Thorwald Lorenzen (The Velvet Revolution, Australian Baptist, September 1991, p4 ff) draws attention to comments by East German Baptist pastor, Uwe Dammann, who

     “...contrasts our spiritual forebears, the Anabaptists, mainly concerned with discipleship and an existential theology of the cross, with today’s Baptists, mainly concerned with Ecclesiology.”

It is true that we Baptists are obsessed with organisational forms and structures. Ours is a quest for efficiency. The “democratic” model might keep the workers happy, and thus productive; on the other hand, the “autocratic” model enhances responsibeness to change.

Doesn’t funding always bedevil us, from the local church to the denomination and beyone? In the corporation model, lack of funds triggers the responses of economic rationalism; it threatens production, so we increase charges or reduce services. What if we were instead to return to the Body model, where Christ, as Head, is responsible for prompting the ‘giving organs’? “He will provide” -- so we say. Is it, or is it not, true?

Corporations threaten of cajole workers and issue calls upon shareholders. They reduce services which do not yield a high return.

The Corporation model also must suppress those who threaten the “corporate image”.
Hence, information which has not passed through the official filter, and ideas which have not been vetted for their safety are anathema.

When I worked in Local Government, there was always an embargo on information until the Councillors were willing to release it. It was fascinating to see how freely suppressed information actually circulated. There was always someone willing to risk photocopying relevant pages, or to use “X-Ray vision” during the lunch break on some document locked in a senior officer’s top drawer.

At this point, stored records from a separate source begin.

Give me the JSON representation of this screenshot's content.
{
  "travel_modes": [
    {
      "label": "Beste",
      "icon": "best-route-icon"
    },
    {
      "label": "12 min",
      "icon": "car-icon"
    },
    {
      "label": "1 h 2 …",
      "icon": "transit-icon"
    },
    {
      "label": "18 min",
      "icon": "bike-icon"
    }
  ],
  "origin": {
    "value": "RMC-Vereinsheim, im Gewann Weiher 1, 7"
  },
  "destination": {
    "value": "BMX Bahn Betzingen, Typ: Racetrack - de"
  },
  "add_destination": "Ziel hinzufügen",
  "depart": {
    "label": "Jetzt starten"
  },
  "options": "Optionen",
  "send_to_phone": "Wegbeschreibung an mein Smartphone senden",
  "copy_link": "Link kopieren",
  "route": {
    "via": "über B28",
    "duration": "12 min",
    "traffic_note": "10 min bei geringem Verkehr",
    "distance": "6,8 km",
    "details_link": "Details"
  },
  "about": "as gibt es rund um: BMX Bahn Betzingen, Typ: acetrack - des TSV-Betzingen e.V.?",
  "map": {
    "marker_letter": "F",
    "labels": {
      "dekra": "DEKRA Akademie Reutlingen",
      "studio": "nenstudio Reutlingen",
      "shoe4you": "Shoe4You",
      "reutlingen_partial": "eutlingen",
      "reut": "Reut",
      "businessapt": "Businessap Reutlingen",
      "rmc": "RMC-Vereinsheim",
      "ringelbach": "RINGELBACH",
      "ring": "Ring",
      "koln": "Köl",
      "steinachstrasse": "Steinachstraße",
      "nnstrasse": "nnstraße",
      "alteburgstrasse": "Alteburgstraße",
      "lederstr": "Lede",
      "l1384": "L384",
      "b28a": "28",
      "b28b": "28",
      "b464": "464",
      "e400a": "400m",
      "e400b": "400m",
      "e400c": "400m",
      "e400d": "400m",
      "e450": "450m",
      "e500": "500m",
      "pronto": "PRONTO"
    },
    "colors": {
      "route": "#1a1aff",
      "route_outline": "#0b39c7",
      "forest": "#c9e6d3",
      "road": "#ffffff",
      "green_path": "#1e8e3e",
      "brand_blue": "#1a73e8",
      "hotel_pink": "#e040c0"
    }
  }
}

In churches, word of mouth achieves a lot. There was an instance where a senior pastor attended an interdenominational gathering on behalf of a denominational committee. The event was not reported because Denominational leaders thought it somewhat sensitive. By the time the story reached Sydney’s outer suburbs, the hapless gentleman had been transformed into a secret Jesuit. So there is a risk of serious distortion of facts when information is suppressed!

The other result of suppression is ‘self-publishing’ -- the circulation of ideas through underground channels. Special interest newsletters, websites, publications -- they all indicate needs not being met by traditional sources. And, when an organisation actively prevents circulation of ideas, the unofficial channels multiply.

A further implication of the corporation model is that major efforts are devoted to promoting the corporate image. The other side of suppression is promotion. The “suit and tie” administrator becomes the public face of the church. Company cars, state-of-the-art technology, tidiness and order become the goals; achievements take precedence over relationships.

RIGHT PRIORITIES
Let’s get our priorities right. Focus on God, be liberated from the need to take responsibility for production! Focus on real, loving relationships, and be liberated to hear each other, regardless of the formal structure. The rest will begin to fall into place!

We need a turn-around if we are to have any relevance to today’s Australia.

One of our major Protestant failings has been to forget half of Luther’s teachings. We are happy to be a church “always Reformed”; we sometimes even make an idol of being reformed. But Luther also said that the church must also always be being reformed. We forget that bit!

Perhaps we are on our way to a “second reformation”as controversial as the last; a reformation which will be seen as heretical and schismatic by those who pride themselves on being bastions of the mainstream.

Chaucer said, “Mordre wol out.” Like murder, truth will out, too. The voices of theologians and pastors and the people in the pews will not be silenced forever.

The choice before every Baptist today is whether or not we will be part of this new movement of the Spirit of God.